Notre clown blanc, dont la couche de maquillage n'a jamais aussi bien caché le désarroi, va tout de même faire la connaissance d'une chtite écuyère qui va recoudre le coeur en tissu sur son costume (je pense que c'est une métaphore mais laquelle?...). Malheureusement l'écuyère est éprise d'un écuyer (jolie petite scène champêtre où nos deux amoureux se bisouillent en s'offrant des colliers de fleurs) et - le sort s'acharne - est courtisée par ce même baron. Notre clown, qui n'est plus à un sacrifice près, lâchera un lion (la vengeance est un plat qui se mange cru) dans la pièce où se trouvent le Baron et le père opportuniste de l'écuyère qui vient d'offrir à l'aristo la main de sa fille... Blessé à mort dans la bagarre, notre clown parvient tout de même une dernière fois à se donner en spectacle devant un public qui se gondole : la réalité rejoint la fiction et on applaudit à deux mains devant ce clown qui nous a fait rire... jusqu'aux larmes.

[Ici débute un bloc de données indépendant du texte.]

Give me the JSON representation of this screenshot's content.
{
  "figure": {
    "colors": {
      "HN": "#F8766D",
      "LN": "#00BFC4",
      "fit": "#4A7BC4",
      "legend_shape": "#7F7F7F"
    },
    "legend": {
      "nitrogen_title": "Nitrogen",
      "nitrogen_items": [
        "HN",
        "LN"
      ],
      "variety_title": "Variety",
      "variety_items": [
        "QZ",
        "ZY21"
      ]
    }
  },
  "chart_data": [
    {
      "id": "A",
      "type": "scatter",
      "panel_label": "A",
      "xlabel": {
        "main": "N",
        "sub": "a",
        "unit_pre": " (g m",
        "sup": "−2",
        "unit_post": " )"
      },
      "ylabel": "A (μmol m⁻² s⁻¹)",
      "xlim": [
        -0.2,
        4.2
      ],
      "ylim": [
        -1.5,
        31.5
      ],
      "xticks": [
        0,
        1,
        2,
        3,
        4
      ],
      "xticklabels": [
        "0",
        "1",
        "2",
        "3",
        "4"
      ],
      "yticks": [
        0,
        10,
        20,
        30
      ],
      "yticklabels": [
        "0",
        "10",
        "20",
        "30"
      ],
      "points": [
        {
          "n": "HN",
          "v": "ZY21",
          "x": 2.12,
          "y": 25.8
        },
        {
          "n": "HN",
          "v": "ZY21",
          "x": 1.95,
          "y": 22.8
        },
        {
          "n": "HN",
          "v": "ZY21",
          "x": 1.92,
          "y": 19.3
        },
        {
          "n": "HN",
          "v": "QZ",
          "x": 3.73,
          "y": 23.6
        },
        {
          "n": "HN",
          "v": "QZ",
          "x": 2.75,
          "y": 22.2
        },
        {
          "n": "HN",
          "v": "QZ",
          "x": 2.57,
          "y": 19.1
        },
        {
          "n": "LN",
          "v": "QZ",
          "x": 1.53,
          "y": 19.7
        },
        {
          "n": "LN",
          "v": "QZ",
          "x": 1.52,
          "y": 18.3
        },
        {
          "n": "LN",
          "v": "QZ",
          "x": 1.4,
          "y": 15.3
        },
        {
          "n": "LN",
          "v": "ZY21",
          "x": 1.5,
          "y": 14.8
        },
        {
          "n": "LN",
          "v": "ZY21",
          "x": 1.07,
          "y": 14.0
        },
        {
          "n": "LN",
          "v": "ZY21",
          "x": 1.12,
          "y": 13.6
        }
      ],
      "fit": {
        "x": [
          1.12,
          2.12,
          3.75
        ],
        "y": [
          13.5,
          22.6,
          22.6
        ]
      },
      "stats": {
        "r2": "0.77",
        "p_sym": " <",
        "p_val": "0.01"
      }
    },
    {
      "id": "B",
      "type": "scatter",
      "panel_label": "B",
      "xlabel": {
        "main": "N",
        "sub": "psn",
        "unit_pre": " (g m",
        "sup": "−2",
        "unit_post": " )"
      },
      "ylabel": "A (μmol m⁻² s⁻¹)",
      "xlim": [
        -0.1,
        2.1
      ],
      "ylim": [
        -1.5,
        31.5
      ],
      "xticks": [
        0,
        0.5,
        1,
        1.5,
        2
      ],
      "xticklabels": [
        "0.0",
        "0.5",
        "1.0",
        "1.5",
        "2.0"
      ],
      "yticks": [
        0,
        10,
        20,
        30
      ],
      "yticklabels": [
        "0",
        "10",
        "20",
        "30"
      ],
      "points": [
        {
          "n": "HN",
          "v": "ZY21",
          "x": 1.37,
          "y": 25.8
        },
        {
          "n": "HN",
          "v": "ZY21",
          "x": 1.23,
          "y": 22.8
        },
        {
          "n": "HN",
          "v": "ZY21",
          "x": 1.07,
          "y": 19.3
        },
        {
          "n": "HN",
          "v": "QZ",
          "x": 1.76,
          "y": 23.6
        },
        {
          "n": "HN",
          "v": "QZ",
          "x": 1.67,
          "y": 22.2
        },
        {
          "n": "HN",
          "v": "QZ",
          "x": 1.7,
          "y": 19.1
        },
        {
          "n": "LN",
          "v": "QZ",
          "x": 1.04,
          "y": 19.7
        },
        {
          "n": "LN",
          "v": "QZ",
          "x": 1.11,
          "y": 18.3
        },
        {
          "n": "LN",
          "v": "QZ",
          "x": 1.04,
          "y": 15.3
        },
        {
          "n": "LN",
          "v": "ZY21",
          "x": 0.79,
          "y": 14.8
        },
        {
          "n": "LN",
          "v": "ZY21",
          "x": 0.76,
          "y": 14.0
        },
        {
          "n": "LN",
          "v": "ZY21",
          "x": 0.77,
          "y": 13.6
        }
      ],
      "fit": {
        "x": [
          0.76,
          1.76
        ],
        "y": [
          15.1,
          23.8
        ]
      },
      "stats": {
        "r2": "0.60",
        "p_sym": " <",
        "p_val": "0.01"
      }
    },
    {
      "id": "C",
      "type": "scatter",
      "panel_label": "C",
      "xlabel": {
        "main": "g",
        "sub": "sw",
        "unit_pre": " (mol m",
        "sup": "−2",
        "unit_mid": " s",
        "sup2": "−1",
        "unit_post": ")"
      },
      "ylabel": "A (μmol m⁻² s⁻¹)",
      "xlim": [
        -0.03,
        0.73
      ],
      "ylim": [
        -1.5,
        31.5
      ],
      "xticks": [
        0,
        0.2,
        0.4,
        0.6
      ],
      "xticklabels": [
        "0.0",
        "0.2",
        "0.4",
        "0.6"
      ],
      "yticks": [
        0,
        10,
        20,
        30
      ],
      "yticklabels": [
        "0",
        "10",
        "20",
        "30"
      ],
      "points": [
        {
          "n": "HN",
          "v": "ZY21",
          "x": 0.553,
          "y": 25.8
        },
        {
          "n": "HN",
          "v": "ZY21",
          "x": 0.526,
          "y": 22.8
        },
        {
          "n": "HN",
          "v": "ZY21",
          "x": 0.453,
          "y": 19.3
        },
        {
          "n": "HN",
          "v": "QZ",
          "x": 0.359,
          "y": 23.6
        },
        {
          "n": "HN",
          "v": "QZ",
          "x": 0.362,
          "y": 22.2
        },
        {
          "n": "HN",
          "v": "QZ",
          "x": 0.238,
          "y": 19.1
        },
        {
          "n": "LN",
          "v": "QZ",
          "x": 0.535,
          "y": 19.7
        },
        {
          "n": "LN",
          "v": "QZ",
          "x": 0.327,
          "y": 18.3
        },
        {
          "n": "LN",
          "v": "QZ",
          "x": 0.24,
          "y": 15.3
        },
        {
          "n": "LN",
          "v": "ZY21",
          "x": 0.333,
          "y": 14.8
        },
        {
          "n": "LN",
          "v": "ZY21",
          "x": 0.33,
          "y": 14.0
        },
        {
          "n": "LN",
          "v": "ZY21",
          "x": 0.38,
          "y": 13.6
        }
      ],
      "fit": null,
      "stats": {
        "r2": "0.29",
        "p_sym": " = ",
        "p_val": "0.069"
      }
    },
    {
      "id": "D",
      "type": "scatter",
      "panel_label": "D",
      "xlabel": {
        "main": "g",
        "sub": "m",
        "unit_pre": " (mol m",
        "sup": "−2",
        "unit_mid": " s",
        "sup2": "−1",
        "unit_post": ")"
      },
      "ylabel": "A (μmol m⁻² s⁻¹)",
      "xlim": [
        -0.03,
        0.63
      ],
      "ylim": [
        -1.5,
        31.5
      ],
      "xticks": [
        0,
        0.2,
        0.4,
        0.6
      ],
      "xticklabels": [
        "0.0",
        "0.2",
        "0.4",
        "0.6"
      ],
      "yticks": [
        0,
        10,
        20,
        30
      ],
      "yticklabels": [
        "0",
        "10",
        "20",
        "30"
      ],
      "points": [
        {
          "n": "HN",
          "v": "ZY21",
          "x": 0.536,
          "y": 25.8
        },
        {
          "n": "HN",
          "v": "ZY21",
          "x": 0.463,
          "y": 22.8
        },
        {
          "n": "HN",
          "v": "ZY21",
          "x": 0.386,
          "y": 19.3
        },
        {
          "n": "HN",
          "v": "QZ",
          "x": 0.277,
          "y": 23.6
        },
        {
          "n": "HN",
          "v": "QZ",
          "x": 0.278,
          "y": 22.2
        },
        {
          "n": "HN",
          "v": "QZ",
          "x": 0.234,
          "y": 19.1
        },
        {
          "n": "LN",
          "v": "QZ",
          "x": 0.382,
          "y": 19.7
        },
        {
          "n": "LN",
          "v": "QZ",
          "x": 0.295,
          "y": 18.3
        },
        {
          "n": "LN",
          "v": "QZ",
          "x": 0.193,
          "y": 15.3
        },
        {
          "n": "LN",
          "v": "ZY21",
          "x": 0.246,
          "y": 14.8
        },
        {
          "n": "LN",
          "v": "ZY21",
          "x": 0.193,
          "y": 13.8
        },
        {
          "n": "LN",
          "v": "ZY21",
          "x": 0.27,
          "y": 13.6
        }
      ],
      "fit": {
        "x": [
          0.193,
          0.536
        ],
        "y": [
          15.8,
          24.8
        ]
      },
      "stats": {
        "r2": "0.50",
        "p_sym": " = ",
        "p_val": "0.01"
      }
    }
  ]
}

Lon Chaney campe un clown blanc extraordinaire qui fait date et rarement a-t-on assisté à un spectacle qui mêle aussi joliment et intimement l'aspect drolatique et absurde de nos petites vies et le drame des déceptions amoureuses. Vampé par son propre personnage, notre clown ne parvient plus à être pris au sérieux même lorsqu'il déclare sa flamme à cette petite écuyère bien innocente. Il endosse malgré lui ce rôle derrière lequel il cache ses blessures et "joue" jusqu'au bout, à la perfection, la tragédie de sa vie, de la vie. Il y a entre les séquences des petites saynètes où un clown fait tourner un ballon qui se transforme en globe terrestre et, vers la fin du film, une assemblée de micro-clowns se rassemble autour du globe avant de balancer "par dessus bord" le pauvre cadavre de notre clown... La Terre continue de tourner et the show must go on... "Rira bien qui rira le dernier" était la morale annoncée au départ mais c'est au final une authentique sensation de tristesse qui finit par nous saisir. Sjöström sait, décidément, diaboliquement mettre en scène le cirque des émotions humaines.